Technology patents could pose a significant business risk for oil & gas companies operating at the limits of Australia’s territorial waters, a new report warns.
The report (pdf), authored by Dr Mary Turonek of Griffith Hack lawyers, found there are nearly 5000 active oil & gas patents for inventions in the field of drilling and refining alone.
Those patents, however, may not be enforceable in some areas, particularly the shared exploitation area between Australia and Timor-Leste (formerly East Timor). This is because Timor-Leste has no patent law, and therefore mutual patent protection cannot be obtained.

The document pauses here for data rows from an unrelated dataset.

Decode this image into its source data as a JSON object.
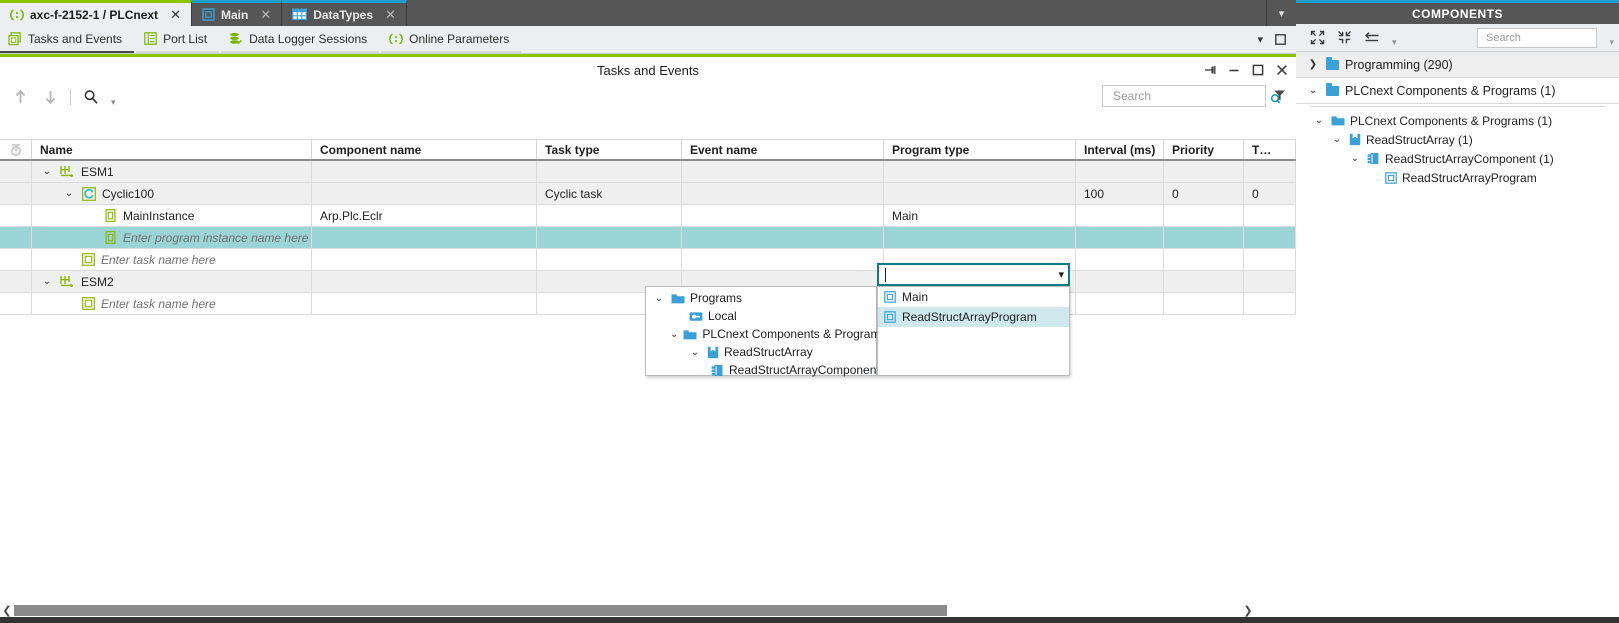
{
  "window": {
    "tabs": [
      {
        "label": "axc-f-2152-1 / PLCnext",
        "icon": "plcnext-icon",
        "close": "✕",
        "active": true
      },
      {
        "label": "Main",
        "icon": "program-icon",
        "close": "✕",
        "active": false
      },
      {
        "label": "DataTypes",
        "icon": "datatypes-icon",
        "close": "✕",
        "active": false
      }
    ],
    "tabbar_overflow_icon": "chevron-down-icon"
  },
  "subtabs": [
    {
      "label": "Tasks and Events",
      "icon": "tasks-events-icon",
      "active": true
    },
    {
      "label": "Port List",
      "icon": "port-list-icon",
      "active": false
    },
    {
      "label": "Data Logger Sessions",
      "icon": "data-logger-icon",
      "active": false
    },
    {
      "label": "Online Parameters",
      "icon": "online-parameters-icon",
      "active": false
    }
  ],
  "subbar_right": {
    "chevron": "chevron-down-icon",
    "restore": "restore-icon"
  },
  "view": {
    "title": "Tasks and Events",
    "buttons": [
      {
        "name": "pin-icon",
        "glyph": "⇥"
      },
      {
        "name": "minimize-icon",
        "glyph": "–"
      },
      {
        "name": "maximize-icon",
        "glyph": "□"
      },
      {
        "name": "close-icon",
        "glyph": "✕"
      }
    ]
  },
  "grid_toolbar": {
    "move_up_icon": "arrow-up-icon",
    "move_down_icon": "arrow-down-icon",
    "find_icon": "search-icon",
    "dropdown_icon": "chevron-down-icon"
  },
  "search": {
    "value": "",
    "placeholder": "Search",
    "icon": "search-filter-icon"
  },
  "grid": {
    "columns": [
      {
        "key": "gutter",
        "label": "",
        "icon": "watch-column-icon"
      },
      {
        "key": "name",
        "label": "Name"
      },
      {
        "key": "component",
        "label": "Component name"
      },
      {
        "key": "tasktype",
        "label": "Task type"
      },
      {
        "key": "event",
        "label": "Event name"
      },
      {
        "key": "ptype",
        "label": "Program type"
      },
      {
        "key": "interval",
        "label": "Interval (ms)"
      },
      {
        "key": "priority",
        "label": "Priority"
      },
      {
        "key": "trunc",
        "label": "T…"
      }
    ],
    "rows": [
      {
        "style": "rowgrey",
        "indent": 0,
        "chevron": "⌄",
        "icon": "esm-icon",
        "name": "ESM1",
        "component": "",
        "tasktype": "",
        "event": "",
        "ptype": "",
        "interval": "",
        "priority": "",
        "trunc": ""
      },
      {
        "style": "rowgrey",
        "indent": 1,
        "chevron": "⌄",
        "icon": "cyclic-task-icon",
        "name": "Cyclic100",
        "component": "",
        "tasktype": "Cyclic task",
        "event": "",
        "ptype": "",
        "interval": "100",
        "priority": "0",
        "trunc": "0"
      },
      {
        "style": "rowwhite",
        "indent": 2,
        "chevron": "",
        "icon": "program-instance-icon",
        "name": "MainInstance",
        "component": "Arp.Plc.Eclr",
        "tasktype": "",
        "event": "",
        "ptype": "Main",
        "interval": "",
        "priority": "",
        "trunc": ""
      },
      {
        "style": "rowsel",
        "indent": 2,
        "chevron": "",
        "icon": "program-instance-icon",
        "name": "Enter program instance name here",
        "placeholder": true,
        "component": "",
        "tasktype": "",
        "event": "",
        "ptype": "",
        "interval": "",
        "priority": "",
        "trunc": ""
      },
      {
        "style": "rowwhite",
        "indent": 1,
        "chevron": "",
        "icon": "task-icon",
        "name": "Enter task name here",
        "placeholder": true,
        "component": "",
        "tasktype": "",
        "event": "",
        "ptype": "",
        "interval": "",
        "priority": "",
        "trunc": ""
      },
      {
        "style": "rowgrey",
        "indent": 0,
        "chevron": "⌄",
        "icon": "esm-icon",
        "name": "ESM2",
        "component": "",
        "tasktype": "",
        "event": "",
        "ptype": "",
        "interval": "",
        "priority": "",
        "trunc": ""
      },
      {
        "style": "rowwhite",
        "indent": 1,
        "chevron": "",
        "icon": "task-icon",
        "name": "Enter task name here",
        "placeholder": true,
        "component": "",
        "tasktype": "",
        "event": "",
        "ptype": "",
        "interval": "",
        "priority": "",
        "trunc": ""
      }
    ]
  },
  "combo": {
    "value": "",
    "caret_icon": "chevron-down-icon",
    "options": [
      {
        "label": "Main",
        "icon": "program-icon",
        "selected": false
      },
      {
        "label": "ReadStructArrayProgram",
        "icon": "program-icon",
        "selected": true
      }
    ]
  },
  "tree_popup": {
    "rows": [
      {
        "indent": 0,
        "chevron": "⌄",
        "icon": "folder-icon",
        "label": "Programs"
      },
      {
        "indent": 1,
        "chevron": "",
        "icon": "local-icon",
        "label": "Local"
      },
      {
        "indent": 1,
        "chevron": "⌄",
        "icon": "folder-icon",
        "label": "PLCnext Components & Programs"
      },
      {
        "indent": 2,
        "chevron": "⌄",
        "icon": "library-icon",
        "label": "ReadStructArray"
      },
      {
        "indent": 3,
        "chevron": "",
        "icon": "component-icon",
        "label": "ReadStructArrayComponent"
      }
    ]
  },
  "scrollbar": {
    "left_arrow": "❮",
    "right_arrow": "❯",
    "thumb_pct": "76%"
  },
  "components_panel": {
    "title": "COMPONENTS",
    "toolbar": {
      "expand_all_icon": "expand-all-icon",
      "collapse_all_icon": "collapse-all-icon",
      "sync_icon": "sync-icon",
      "dropdown_icon": "chevron-down-icon",
      "overflow_icon": "chevron-down-icon"
    },
    "search": {
      "value": "",
      "placeholder": "Search",
      "icon": "search-filter-icon"
    },
    "nodes": [
      {
        "chevron": "❯",
        "icon": "folder-icon",
        "label": "Programming (290)",
        "style": "grey"
      },
      {
        "chevron": "⌄",
        "icon": "folder-icon",
        "label": "PLCnext Components & Programs (1)",
        "style": "white"
      }
    ],
    "tree": [
      {
        "indent": 0,
        "chevron": "⌄",
        "icon": "folder-icon",
        "label": "PLCnext Components & Programs (1)"
      },
      {
        "indent": 1,
        "chevron": "⌄",
        "icon": "library-icon",
        "label": "ReadStructArray (1)"
      },
      {
        "indent": 2,
        "chevron": "⌄",
        "icon": "component-icon",
        "label": "ReadStructArrayComponent (1)"
      },
      {
        "indent": 3,
        "chevron": "",
        "icon": "program-icon",
        "label": "ReadStructArrayProgram"
      }
    ]
  },
  "colors": {
    "accent_green": "#8bc400",
    "accent_blue": "#1f9fd4",
    "selection_teal": "#9bd4d7",
    "chrome_dark": "#565656",
    "combo_border": "#0e7a86"
  }
}
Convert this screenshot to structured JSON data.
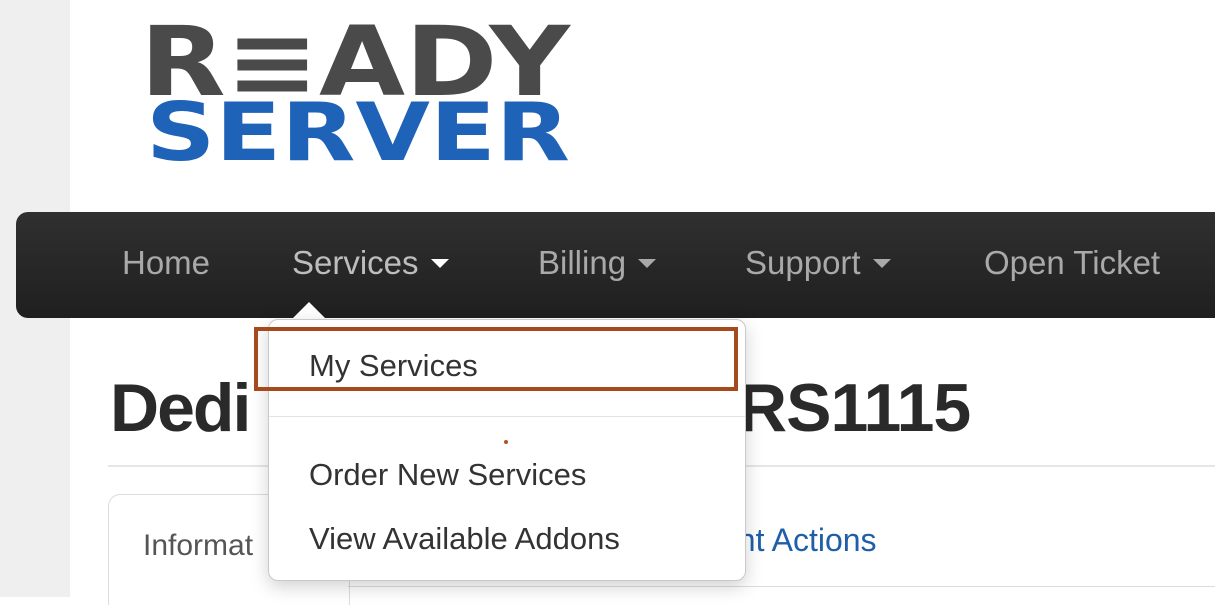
{
  "logo": {
    "line1": "R≡ADY",
    "line2": "SERVER",
    "colors": {
      "dark": "#4a4a4a",
      "blue": "#1f63b8"
    }
  },
  "nav": {
    "items": [
      {
        "label": "Home",
        "has_caret": false
      },
      {
        "label": "Services",
        "has_caret": true,
        "active": true
      },
      {
        "label": "Billing",
        "has_caret": true
      },
      {
        "label": "Support",
        "has_caret": true
      },
      {
        "label": "Open Ticket",
        "has_caret": false
      }
    ]
  },
  "page": {
    "title_left": "Dedi",
    "title_right": "RS1115"
  },
  "tabs": {
    "information": "Informat",
    "management": "ent Actions"
  },
  "dropdown": {
    "items": [
      {
        "label": "My Services",
        "highlighted": true
      },
      {
        "label": "Order New Services"
      },
      {
        "label": "View Available Addons"
      }
    ]
  },
  "colors": {
    "navbar": "#2a2a2a",
    "highlight_border": "#a64a1d",
    "link_blue": "#1f5fa8"
  }
}
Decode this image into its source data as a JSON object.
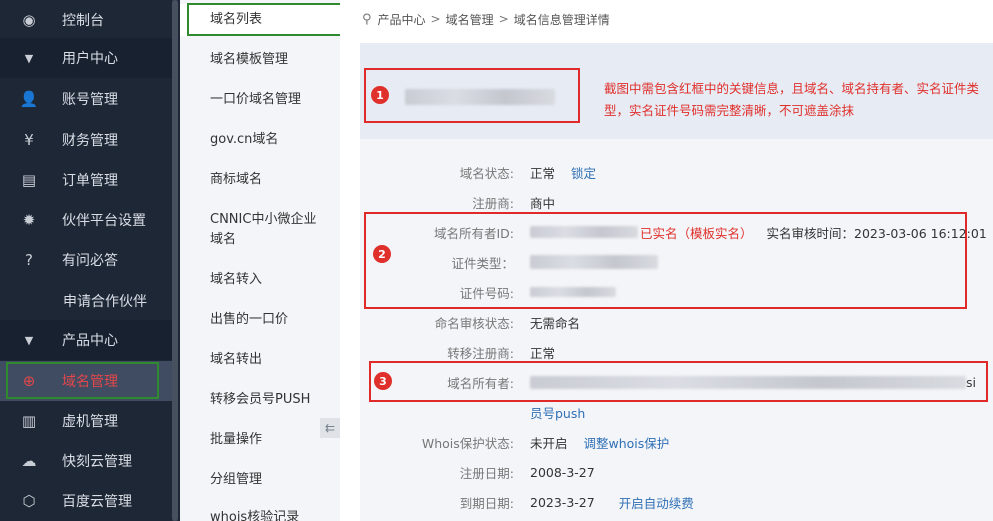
{
  "sidebar": {
    "items": [
      {
        "icon": "dashboard-icon",
        "glyph": "◉",
        "label": "控制台"
      },
      {
        "icon": "chevron-down-icon",
        "glyph": "▼",
        "label": "用户中心"
      },
      {
        "icon": "user-icon",
        "glyph": "👤",
        "label": "账号管理"
      },
      {
        "icon": "yen-icon",
        "glyph": "¥",
        "label": "财务管理"
      },
      {
        "icon": "clipboard-icon",
        "glyph": "▤",
        "label": "订单管理"
      },
      {
        "icon": "gear-icon",
        "glyph": "✹",
        "label": "伙伴平台设置"
      },
      {
        "icon": "help-icon",
        "glyph": "?",
        "label": "有问必答"
      },
      {
        "icon": "",
        "glyph": "",
        "label": "申请合作伙伴"
      },
      {
        "icon": "chevron-down-icon",
        "glyph": "▼",
        "label": "产品中心"
      },
      {
        "icon": "globe-icon",
        "glyph": "⊕",
        "label": "域名管理"
      },
      {
        "icon": "server-icon",
        "glyph": "▥",
        "label": "虚机管理"
      },
      {
        "icon": "cloud-icon",
        "glyph": "☁",
        "label": "快刻云管理"
      },
      {
        "icon": "cube-icon",
        "glyph": "⬡",
        "label": "百度云管理"
      }
    ]
  },
  "subnav": {
    "items": [
      "域名列表",
      "域名模板管理",
      "一口价域名管理",
      "gov.cn域名",
      "商标域名",
      "CNNIC中小微企业域名",
      "域名转入",
      "出售的一口价",
      "域名转出",
      "转移会员号PUSH",
      "批量操作",
      "分组管理",
      "whois核验记录"
    ],
    "collapse_glyph": "⇇"
  },
  "breadcrumb": {
    "part1": "产品中心",
    "sep": ">",
    "part2": "域名管理",
    "part3": "域名信息管理详情"
  },
  "note": "截图中需包含红框中的关键信息，且域名、域名持有者、实名证件类型，实名证件号码需完整清晰，不可遮盖涂抹",
  "badges": [
    "1",
    "2",
    "3"
  ],
  "fields": {
    "status_label": "域名状态:",
    "status_value": "正常",
    "status_link": "锁定",
    "registrar_label": "注册商:",
    "registrar_value": "商中",
    "owner_id_label": "域名所有者ID:",
    "owner_id_tag": "已实名（模板实名）",
    "review_time": "实名审核时间：2023-03-06 16:12:01",
    "cert_type_label": "证件类型：",
    "cert_no_label": "证件号码:",
    "naming_label": "命名审核状态:",
    "naming_value": "无需命名",
    "transfer_label": "转移注册商:",
    "transfer_value": "正常",
    "owner_label": "域名所有者:",
    "owner_tail": "si",
    "owner_link": "员号push",
    "whois_label": "Whois保护状态:",
    "whois_value": "未开启",
    "whois_link": "调整whois保护",
    "reg_date_label": "注册日期:",
    "reg_date_value": "2008-3-27",
    "exp_date_label": "到期日期:",
    "exp_date_value": "2023-3-27",
    "exp_link": "开启自动续费"
  }
}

Exploitation technology can also be subject to patent protection if the final destination country of the extracted resource has a patent over the machinery, operations or techniques used in mining the resource.
“In a globalised world ... where transactions for procurement of technology routinely transcend borders, it is important to understand that certain actions taken in one country may constitute infringement of a patent in a different country,” Turonek wrote.
The growth in LNG extraction is particularly noted in the report, with LNG moving from a niche to a major export product for Australian producers.
“Suppliers may also risk contributory infringement of a patent by supplying goods without the authority of the patentee, if the use of those goods by a third party would infringe a patent,” noted the report.
Turonek warns resources companies must perform a full IP and patent landscape check.
“Knowledge of the patent landscape provides a map of where infringement liability risk is evident,” the report stated.
Resources companies should also request a patent healthcheck from all suppliers, as well as engage with patent holder in relevant countries.